Same old saying: KISS!

I was browsing across the ‘new’ Twitter layout features (oh, by the way: did you know that T’s creative director, Doug Bowman, worked for Google? Here is his gentle but tough goodbye message to Big G), when I came across this:

Simplicity meets serendipity

[link here]

Given the title of this blog, you would admit my curiosity on the subject… It was then that I remembered the video of an interview with Jack Dorsey (creator and executive chairman of Twitter) about the existence of a business model founded on serendipity. How would I define it? Well, in a few words online serendipity is a phenomenon where users encounter something they like that they were not expecting (read my previous blog post on the same subject).

As Dorsey himself admits, Google AdWords has been the first application of this groundbreaking online marketing model. As with fashion magazines, where ads are so well integrated with the content to be not only pleasant but also useful to the consumer, AdWords has made online advertising reputable and even desirable.
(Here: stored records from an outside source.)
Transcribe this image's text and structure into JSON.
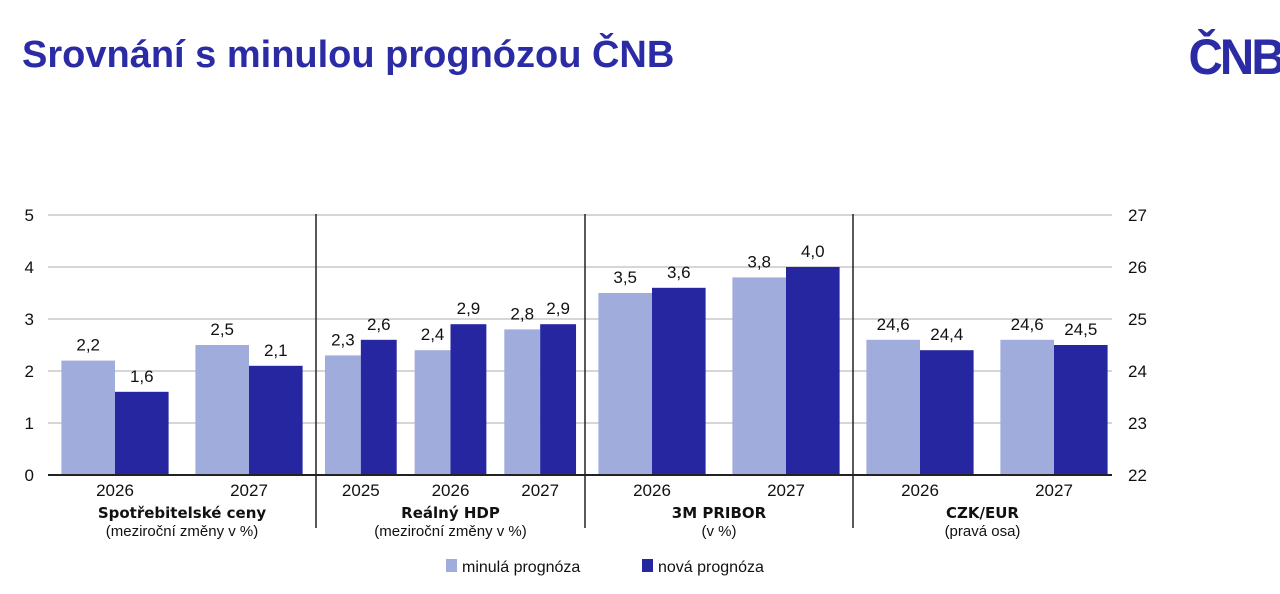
{
  "title": "Srovnání s minulou prognózou ČNB",
  "logo": "ČNB",
  "chart_data": {
    "type": "bar",
    "left_axis": {
      "ylim": [
        0,
        5
      ],
      "ticks": [
        "0",
        "1",
        "2",
        "3",
        "4",
        "5"
      ]
    },
    "right_axis": {
      "ylim": [
        22,
        27
      ],
      "ticks": [
        "22",
        "23",
        "24",
        "25",
        "26",
        "27"
      ]
    },
    "grid": true,
    "legend_placement": "bottom",
    "series": [
      {
        "name": "minulá prognóza",
        "color": "#a0acdc"
      },
      {
        "name": "nová prognóza",
        "color": "#2626a0"
      }
    ],
    "sections": [
      {
        "title": "Spotřebitelské ceny",
        "subtitle": "(meziroční změny v %)",
        "axis": "left",
        "categories": [
          "2026",
          "2027"
        ],
        "values": [
          [
            2.2,
            1.6
          ],
          [
            2.5,
            2.1
          ]
        ],
        "labels": [
          [
            "2,2",
            "1,6"
          ],
          [
            "2,5",
            "2,1"
          ]
        ]
      },
      {
        "title": "Reálný HDP",
        "subtitle": "(meziroční změny v %)",
        "axis": "left",
        "categories": [
          "2025",
          "2026",
          "2027"
        ],
        "values": [
          [
            2.3,
            2.6
          ],
          [
            2.4,
            2.9
          ],
          [
            2.8,
            2.9
          ]
        ],
        "labels": [
          [
            "2,3",
            "2,6"
          ],
          [
            "2,4",
            "2,9"
          ],
          [
            "2,8",
            "2,9"
          ]
        ]
      },
      {
        "title": "3M PRIBOR",
        "subtitle": "(v %)",
        "axis": "left",
        "categories": [
          "2026",
          "2027"
        ],
        "values": [
          [
            3.5,
            3.6
          ],
          [
            3.8,
            4.0
          ]
        ],
        "labels": [
          [
            "3,5",
            "3,6"
          ],
          [
            "3,8",
            "4,0"
          ]
        ]
      },
      {
        "title": "CZK/EUR",
        "subtitle": "(pravá osa)",
        "axis": "right",
        "categories": [
          "2026",
          "2027"
        ],
        "values": [
          [
            24.6,
            24.4
          ],
          [
            24.6,
            24.5
          ]
        ],
        "labels": [
          [
            "24,6",
            "24,4"
          ],
          [
            "24,6",
            "24,5"
          ]
        ]
      }
    ]
  }
}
In the same way that people believe that Google ads make the search experience better, Dorsey says that Twitter’s ad products – promoted trends, promoted accounts, and promoted Tweets – get engagement rates between 1 percent and 5 percent. And this is done, in fact, in an unconventional sense:

I don’t necessarily think of it as advertising in the traditional sense. It’s, how do we introduce you to something new? How do we introduce you to something that would otherwise be difficult for you to find, but something that you probably have a deep interest in discovering? It’s really just another algorithm, or it’s just more curation, but it’s something that you would find delight in anyway. [..] The user experience is what matters. If the user experience is bad, then we fail.

Now the key question is: How do you engineer a system that, while not literally random, produces the feeling of serenidipitous discovery, meaning emerging from what seems like meaninglessness? AdWords also works because it’s a natural part of the system. You perform a search in order to get results — some of those results come in the form of advertising.